For no-camera companies, it seems to me that those people are usually more engaged with actually listening to the conversation and responding in real time during the meeting, as opposed to waiting until their name is called. They’re also less likely to automatically mute themselves when they join the meeting, but also less likely to need to mute themselves when they join.

And the no-camera companies seem to be well aware of how much the meeting is costing in terms of how people are there and how long they’re all on the call, and then ending it early if they can.

It’s a big culture shift to go from one type of company to the other type.


> they’ve been so focused on the fact that they are on-camera 100% of the time and they don’t ever want to be seen to be doing anything “wrong” during that time.

> For no-camera companies, it seems to me that those people are usually more engaged with actually listening to the conversation and responding in real time during the meeting

This seems to be a dichotomy between "producing Being Present In A Meeting" (a short documentary film of a person staring directly at the camera, knowing that looking away will be interpreted negatively; a species of hostage video), and participating in a conversation.


This is interesting - Could you expand on the relationship between cameras and wasted time?

What qualifies as wasted time and how are cameras a contributing factor?


I think one of the things COVID and the subsequent WFH discussion highlighted for me is how much there's a certain kind of person, often managers, who have a lot of meetings and use them for socialization. The irrelevant minutes of chatting about last night's football or whatever is an important thing for them.

And some of that is important! I'm not going to go full robot and say that all comms must be professional-only. But there's a tension between people who like that and people who don't, and cameras make it worse because you're under surveillance for whether or not you're doing something else instead of not participating in a chat you can't be bothered with.

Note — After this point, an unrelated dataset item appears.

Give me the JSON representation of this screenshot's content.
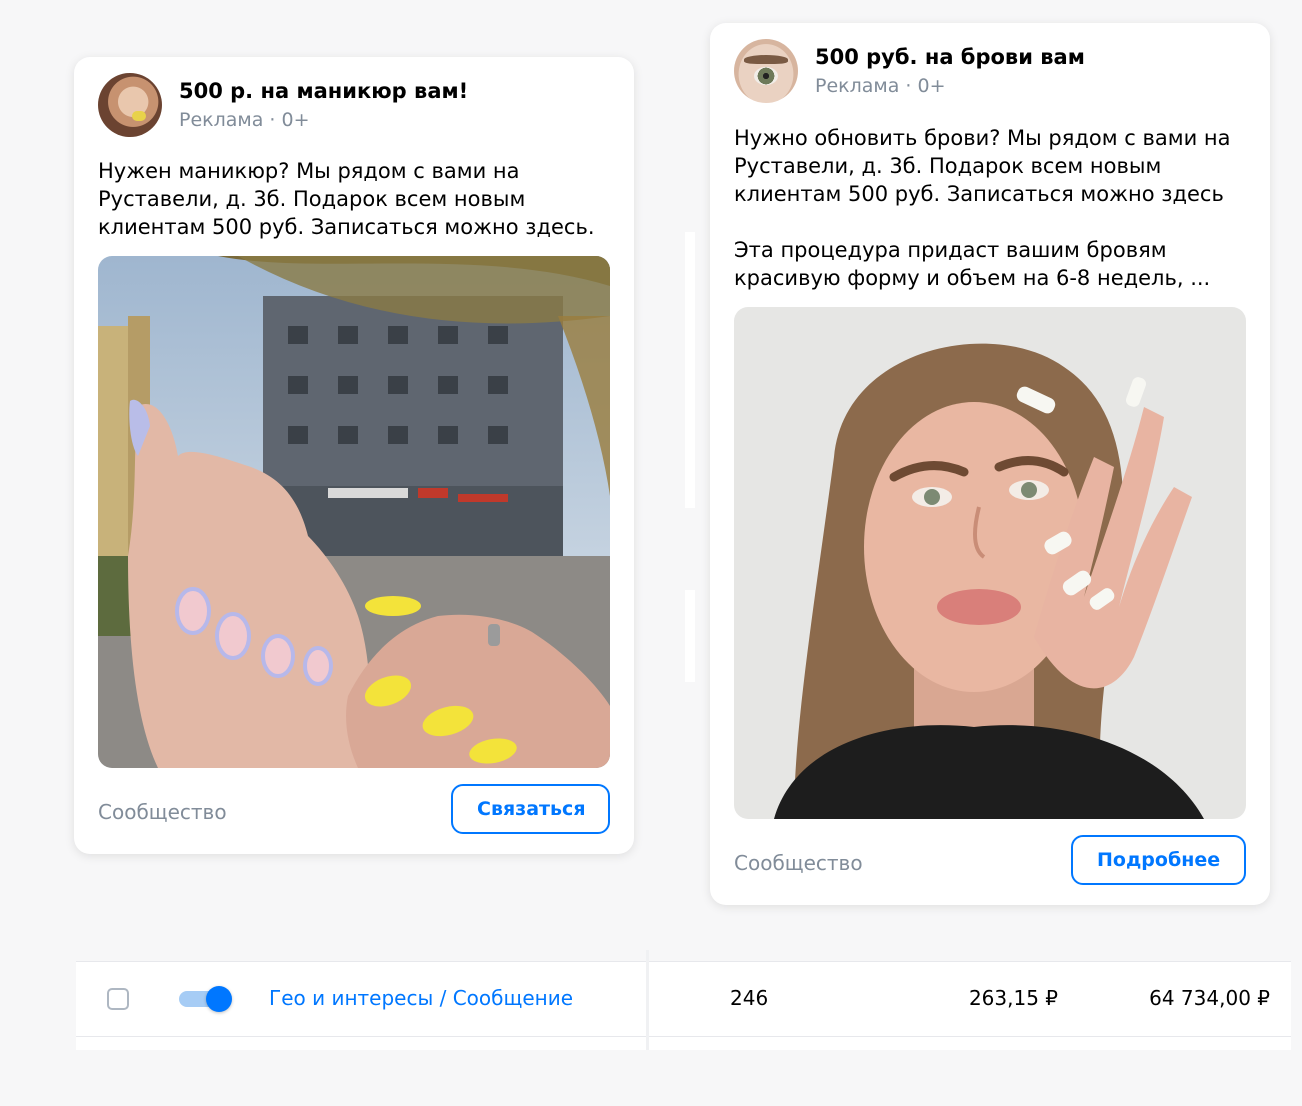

>I think one of the things COVID and the subsequent WFH discussion highlighted for me is how much there's a certain kind of person, often managers, who have a lot of meetings and use them for socialization.

I constantly say that the push against WFH is all coming from extroverts that are mad that they can't steal energy from the rest of us.


They do it anyway, with excess meetings and increased amounts of BS. Example: How many "check-ins" can you possibly need for a 3 person project? It is mentally draining for people trying to get real work done.


Right, I'm on one project right now that 3 meetings a week, and one of them applies to my work and it really could be an email. Every simple project I'm on I quote 40 hours, where I assume it'll take me an hour or two to do the work and the rest will be meetings.